Incorrect enterprise context can be even more dangerous than no context. If a model does not know the answer, it may prompt the user to supplement information; but if it cites an expired price policy, outdated contract or incorrect customer record, it may make seemingly reasonable but completely wrong judgments.

This is the starting point for Tezign to showcase its GEA enterprise-level agent architecture at this event. GEA consists of four layers: intent, orchestration, skill and context. The context layer attempts to convert the scattered brand data, content assets and business experience of the enterprise into a unified source of facts that can be invoked by AI; the orchestration layer coordinates different foundational models and modular skills according to tasks. Tezign hopes to turn enterprise AI from a one-time delivered project into a capability system that can continuously participate in enterprise operations and deliver results.

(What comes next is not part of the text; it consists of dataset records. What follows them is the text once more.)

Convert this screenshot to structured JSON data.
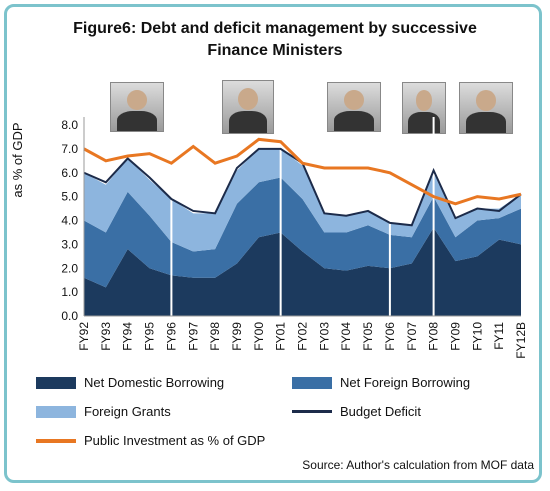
{
  "figure": {
    "title_line1": "Figure6: Debt and deficit management by successive",
    "title_line2": "Finance Ministers",
    "source": "Source: Author's calculation from MOF data"
  },
  "chart_data": {
    "type": "area",
    "title": "Figure6: Debt and deficit management by successive Finance Ministers",
    "ylabel": "as % of GDP",
    "xlabel": "",
    "ylim": [
      0,
      8
    ],
    "yticks": [
      "0.0",
      "1.0",
      "2.0",
      "3.0",
      "4.0",
      "5.0",
      "6.0",
      "7.0",
      "8.0"
    ],
    "categories": [
      "FY92",
      "FY93",
      "FY94",
      "FY95",
      "FY96",
      "FY97",
      "FY98",
      "FY99",
      "FY00",
      "FY01",
      "FY02",
      "FY03",
      "FY04",
      "FY05",
      "FY06",
      "FY07",
      "FY08",
      "FY09",
      "FY10",
      "FY11",
      "FY12B"
    ],
    "series": [
      {
        "name": "Net Domestic Borrowing",
        "kind": "stacked-area",
        "color": "#1c3a5e",
        "values": [
          1.6,
          1.2,
          2.8,
          2.0,
          1.7,
          1.6,
          1.6,
          2.2,
          3.3,
          3.5,
          2.7,
          2.0,
          1.9,
          2.1,
          2.0,
          2.2,
          3.7,
          2.3,
          2.5,
          3.2,
          3.0
        ]
      },
      {
        "name": "Net Foreign Borrowing",
        "kind": "stacked-area",
        "color": "#3a6fa5",
        "values": [
          2.4,
          2.3,
          2.4,
          2.2,
          1.4,
          1.1,
          1.2,
          2.5,
          2.3,
          2.3,
          2.2,
          1.5,
          1.6,
          1.7,
          1.4,
          1.1,
          1.3,
          1.0,
          1.5,
          0.9,
          1.5
        ]
      },
      {
        "name": "Foreign Grants",
        "kind": "stacked-area",
        "color": "#8db5de",
        "values": [
          2.0,
          2.0,
          1.4,
          1.5,
          1.8,
          1.6,
          1.5,
          1.4,
          1.4,
          1.2,
          1.4,
          0.8,
          0.7,
          0.6,
          0.5,
          0.5,
          1.0,
          0.8,
          0.5,
          0.4,
          0.6
        ]
      },
      {
        "name": "Budget Deficit",
        "kind": "line",
        "color": "#1c2b4a",
        "values": [
          6.0,
          5.6,
          6.6,
          5.8,
          4.9,
          4.4,
          4.3,
          6.2,
          7.0,
          7.0,
          6.4,
          4.3,
          4.2,
          4.4,
          3.9,
          3.8,
          6.1,
          4.1,
          4.5,
          4.4,
          5.1
        ]
      },
      {
        "name": "Public Investment as % of GDP",
        "kind": "line",
        "color": "#e87722",
        "values": [
          7.0,
          6.5,
          6.7,
          6.8,
          6.4,
          7.1,
          6.4,
          6.7,
          7.4,
          7.3,
          6.4,
          6.2,
          6.2,
          6.2,
          6.0,
          5.5,
          5.0,
          4.7,
          5.0,
          4.9,
          5.1
        ]
      }
    ],
    "legend_position": "bottom",
    "grid": false,
    "ministers_markers_after": [
      "FY96",
      "FY01",
      "FY06",
      "FY08"
    ]
  }
}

According to the company, it has served more than 180 enterprise customers so far, with its platform covering over 1 million professional users in 50 countries and regions around the world, and has been widely deployed in scenarios such as insight research, content growth, design creation and product innovation.

Tezign put forward a quite representative judgment: many core problems in enterprises are not mathematical problems with standard answers.

New product direction, brand strategy, user insight and creative design all require decision-makers to explore multiple possibilities first, and then make judgments in combination with organizational constraints. To this end, Tezign has also developed a Creative Reasoning Model for open-ended business problems, hoping that agents will not just quickly converge to a single answer, but first diverge for exploration, then make judgments and execute.

Whether this exploration can truly improve the quality of enterprise decision-making still needs to be verified by more real business results. But at least it reveals a core contradiction faced by enterprise agents: models are good at generating answers, but what enterprises really need is to manage the entire process.